I’ve realized something in the past week. Sort of like a lightbulb moment but more gradual. I call it stepping over a line. A line that I’ve seen in the distance, like a mirage, fading in and out while I get closer. In the end the line is real, it is there, in front of me, and that is where I stop. Even though I use the word “lines,” they’re not so easy to step over. More like a wall that appears to stretch all the way to the sky. However once I get to the top of that ‘wall’ the drop is nothing at all. And looking over my shoulder I see nothing but the ground I’ve been walking on, flat as a rug, as if nothing was every there. That is what I call stepping over a line. A necessity.
Every line I’ve come up to has taken tears, hard work, and feelings of hopelessness and loss. None of them have been obvious, glaring points that I have known to come to. Each line has only been shown to me after I’ve faced, discovered, or learned something or a sequence of somethings. Prerequisites that are inevitable, sometimes harsh, and can never be skipped. It’s like flipping to Chapter 34 of a chemistry textbook without looking over Chapter 1-33. You can read it, you might be able to answer basic questions about the information, but you won’t truly understand it without the necessary stuff the precedes it. Simple as that.
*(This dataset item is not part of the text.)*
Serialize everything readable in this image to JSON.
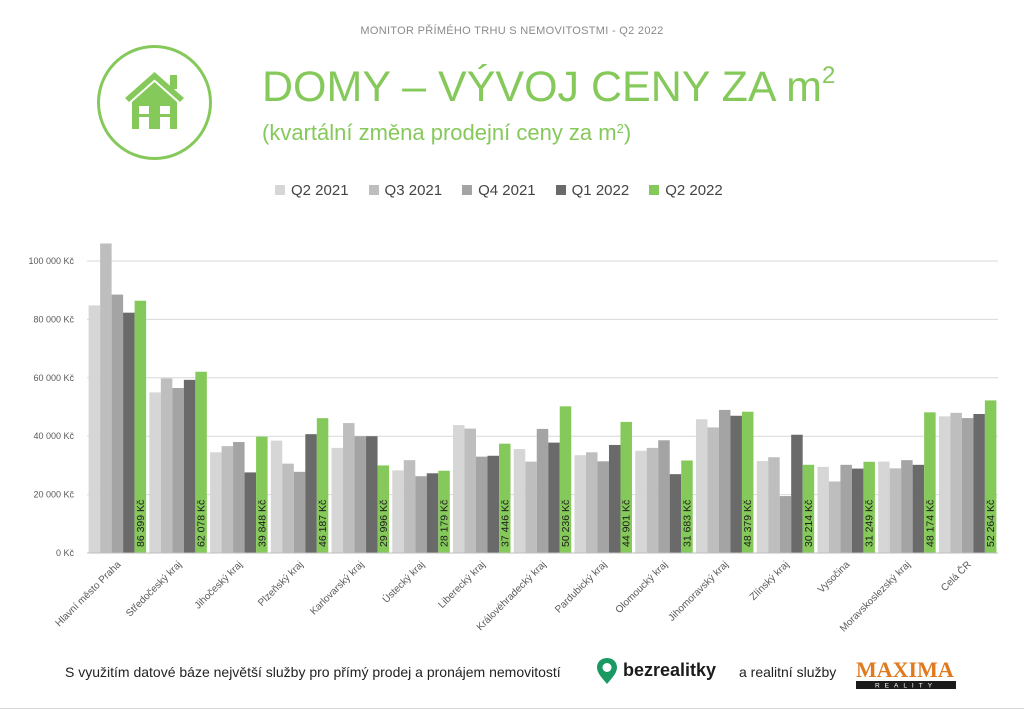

The line I stepped over isn’t as big as some of my past ones but there is a reason I haven’t found it before now. What that reason might be, I don’t know.
I realized that I haven’t, in my 21 years, accepted me as who I am. And on that matter, I haven’t figured out who I am.
I’ve been doing a lot of wring in my journal the past couple days, trying to connect with myself. It comes and goes. But I can only hope that this is a starting point.